I need to fill in missing dates in a pandas
data frame. The dataframe consists of weekly sales data for multiple items. I am looping through each item to see if there are missing weeks of dates with the intention of filling in those dates with a '0' for sales and all other information copied down.
I use the following code to find the missing dates:
pd.date_range(start="2017-01-13", end="2022-12-16", freq = "W-SAT").difference(df_['week_date'])
While I can print the missing dates and search manually for the few items that are missing sales weeks, I have not found a way to do this programmatically.
I tried
for item in df['ord_base7'].unique():
df_ = df[df['ord_base7'] == item]
if pd.date_range(start="2017-01-13", end="2022-12-16", freq = "W-SAT").difference(df_['week_date']).isnan() == True:
pass
else:
print(item, pd.date_range(start="2017-01-13", end="2022-12-16", freq = "W-SAT").difference(df_['week_date']))
That yielded the error:
---------------------------------------------------------------------------
AttributeError Traceback (most recent call last)
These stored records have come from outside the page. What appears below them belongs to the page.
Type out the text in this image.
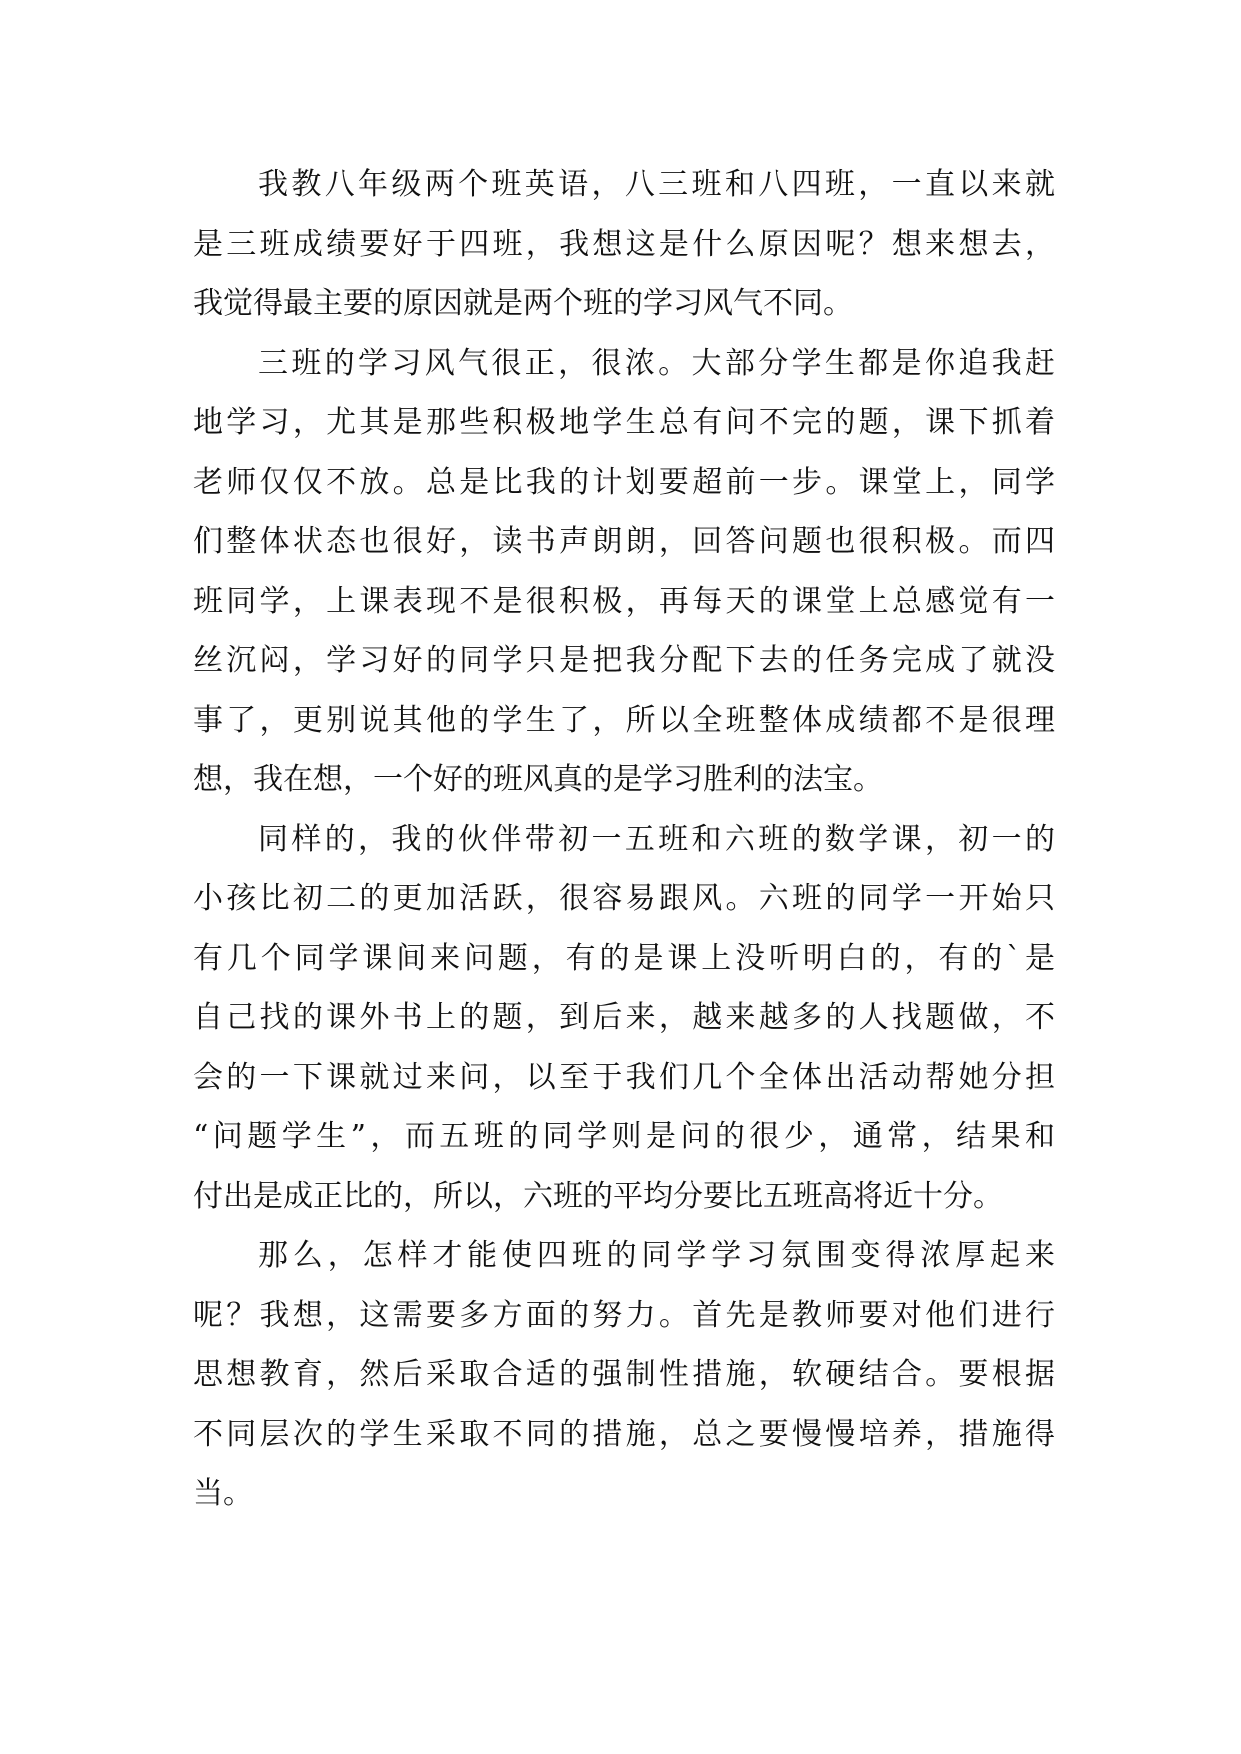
我教八年级两个班英语，八三班和八四班，一直以来就
是三班成绩要好于四班，我想这是什么原因呢？想来想去，
我觉得最主要的原因就是两个班的学习风气不同。
三班的学习风气很正，很浓。大部分学生都是你追我赶
地学习，尤其是那些积极地学生总有问不完的题，课下抓着
老师仅仅不放。总是比我的计划要超前一步。课堂上，同学
们整体状态也很好，读书声朗朗，回答问题也很积极。而四
班同学，上课表现不是很积极，再每天的课堂上总感觉有一
丝沉闷，学习好的同学只是把我分配下去的任务完成了就没
事了，更别说其他的学生了，所以全班整体成绩都不是很理
想，我在想，一个好的班风真的是学习胜利的法宝。
同样的，我的伙伴带初一五班和六班的数学课，初一的
小孩比初二的更加活跃，很容易跟风。六班的同学一开始只
有几个同学课间来问题，有的是课上没听明白的，有的`是
自己找的课外书上的题，到后来，越来越多的人找题做，不
会的一下课就过来问，以至于我们几个全体出活动帮她分担
“问题学生”，而五班的同学则是问的很少，通常，结果和
付出是成正比的，所以，六班的平均分要比五班高将近十分。
那么，怎样才能使四班的同学学习氛围变得浓厚起来
呢？我想，这需要多方面的努力。首先是教师要对他们进行
思想教育，然后采取合适的强制性措施，软硬结合。要根据
不同层次的学生采取不同的措施，总之要慢慢培养，措施得
当。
/tmp/ipykernel_55320/2582723605.py in <module>
1 for item in df['ord_base7'].unique():
2 df_ = df[df['ord_base7'] == item]
----> 3 if pd.date_range(start="2017-01-13", end="2022-12-16", freq = "W-SAT").difference(df_['week_date']).isnan() == True:
4 pass
5 else:
AttributeError: 'DatetimeIndex' object has no attribute 'isnan'
How can I program a way to see if there are no dates missing so those items can be passed over?
CodePudding user response:
Looping on a pandas dataframe is not a good idea because it's inefficient. Just use the .fillna()
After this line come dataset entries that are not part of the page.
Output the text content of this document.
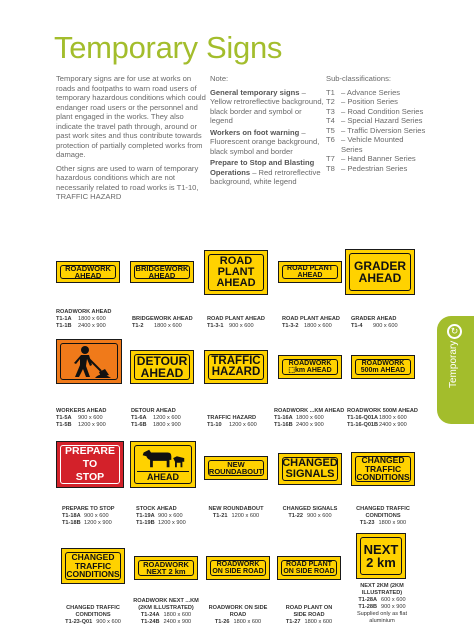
Temporary Signs

Temporary signs are for use at works on roads and footpaths to warn road users of temporary hazardous conditions which could endanger road users or the personnel and plant engaged in the works. They also indicate the travel path through, around or past work sites and thus contribute towards protection of partially completed works from damage.

Other signs are used to warn of temporary hazardous conditions which are not necessarily related to road works is T1-10, TRAFFIC HAZARD

Note:
General temporary signs – Yellow retroreflective background, black border and symbol or legend
Workers on foot warning – Fluorescent orange background, black symbol and border
Prepare to Stop and Blasting Operations – Red retroreflective background, white legend
Sub-classifications:
T1 – Advance Series
T2 – Position Series
T3 – Road Condition Series
T4 – Special Hazard Series
T5 – Traffic Diversion Series
T6 – Vehicle Mounted Series
T7 – Hand Banner Series
T8 – Pedestrian Series
↻
Temporary
ROADWORK
AHEAD
BRIDGEWORK
AHEAD
ROAD
PLANT
AHEAD
ROAD PLANT
AHEAD
GRADER
AHEAD
ROADWORK AHEAD
T1-1A	1800 x 600
T1-1B	2400 x 900
BRIDGEWORK AHEAD
T1-2	1800 x 600
ROAD PLANT AHEAD
T1-3-1 900 x 600
ROAD PLANT AHEAD
T1-3-2 1800 x 600
GRADER AHEAD
T1-4	900 x 600
DETOUR
AHEAD
TRAFFIC
HAZARD
ROADWORK
⬚km AHEAD
ROADWORK
500m AHEAD
WORKERS AHEAD
T1-5A	900 x 600
T1-5B	1200 x 900
DETOUR AHEAD
T1-6A	1200 x 600
T1-6B	1800 x 900
TRAFFIC HAZARD
T1-10	1200 x 600
ROADWORK ...KM AHEAD
T1-16A 1800 x 600
T1-16B 2400 x 900
ROADWORK 500M AHEAD
T1-16-Q01A 1800 x 600
T1-16-Q01B 2400 x 900
PREPARE
TO
STOP	AHEAD
NEW
ROUNDABOUT
CHANGED
SIGNALS
CHANGED
TRAFFIC
CONDITIONS
PREPARE TO STOP
T1-18A 900 x 600
T1-18B 1200 x 900
STOCK AHEAD
T1-19A 900 x 600
T1-19B 1200 x 900
NEW ROUNDABOUT
T1-21 1200 x 600
CHANGED SIGNALS
T1-22 900 x 600
CHANGED TRAFFIC CONDITIONS
T1-23 1800 x 900
CHANGED
TRAFFIC
CONDITIONS
ROADWORK
NEXT 2 km
ROADWORK
ON SIDE ROAD
ROAD PLANT
ON SIDE ROAD
NEXT
2 km
CHANGED TRAFFIC CONDITIONS
T1-23-Q01 900 x 600
ROADWORK NEXT ...KM (2KM ILLUSTRATED)
T1-24A 1800 x 600
T1-24B 2400 x 900
ROADWORK ON SIDE ROAD
T1-26 1800 x 600
ROAD PLANT ON SIDE ROAD
T1-27 1800 x 600
NEXT 2KM (2KM ILLUSTRATED)
T1-28A 600 x 600
T1-28B 900 x 900
Supplied only as flat aluminium
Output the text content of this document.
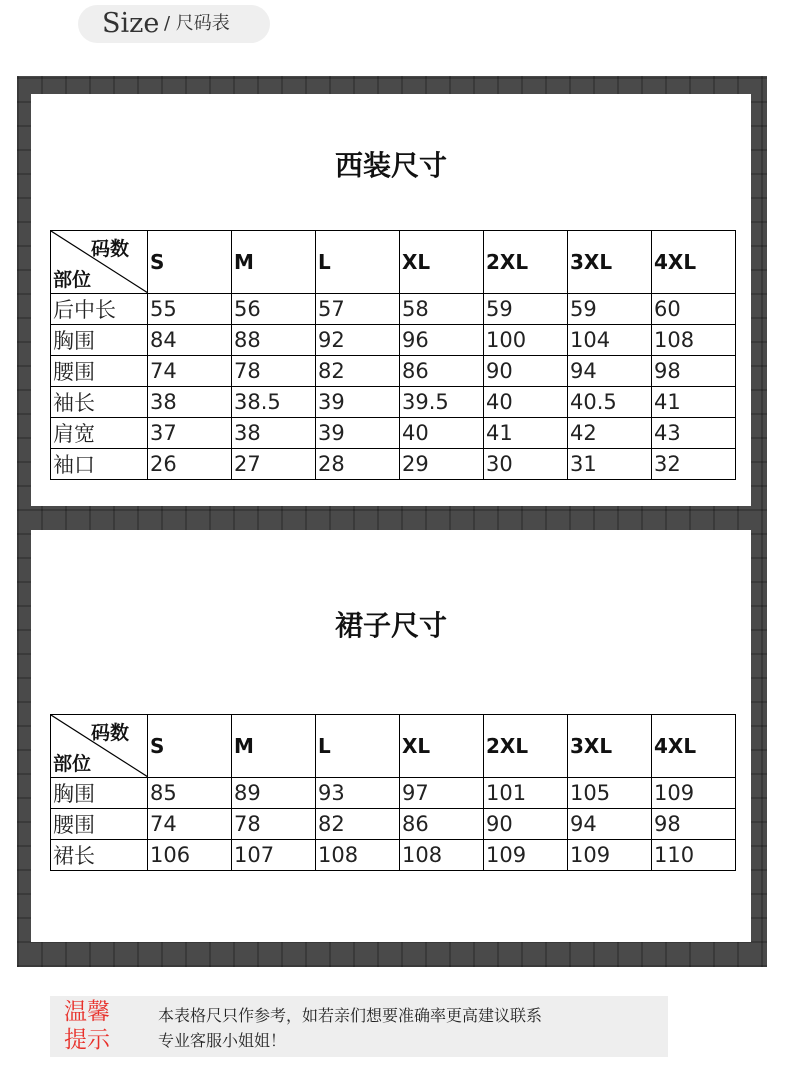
Size / 尺码表
西装尺寸
码数
部位	S	M	L	XL	2XL	3XL	4XL
后中长	55	56	57	58	59	59	60
胸围	84	88	92	96	100	104	108
腰围	74	78	82	86	90	94	98
袖长	38	38.5	39	39.5	40	40.5	41
肩宽	37	38	39	40	41	42	43
袖口	26	27	28	29	30	31	32
裙子尺寸
码数
部位	S	M	L	XL	2XL	3XL	4XL
胸围	85	89	93	97	101	105	109
腰围	74	78	82	86	90	94	98
裙长	106	107	108	108	109	109	110
温馨
提示
本表格尺只作参考，如若亲们想要准确率更高建议联系
专业客服小姐姐！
and pass in whatever value you want to be set instead of NaN:
df['week_date'].fillna(0)
CodePudding user response:
Nevermind... I just tried the following and it worked.
for item in df['ord_base7'].unique():
df_ = df[df['ord_base7'] == item]
if pd.date_range(start="2017-01-13", end="2022-12-16", freq = "W-SAT").difference(df_['week_date']).empty == True:
pass
else:
print(item, pd.date_range(start="2017-01-13", end="2022-12-16", freq = "W-SAT").difference(df_['week_date']))
The .empty
is how to do this with a date time index.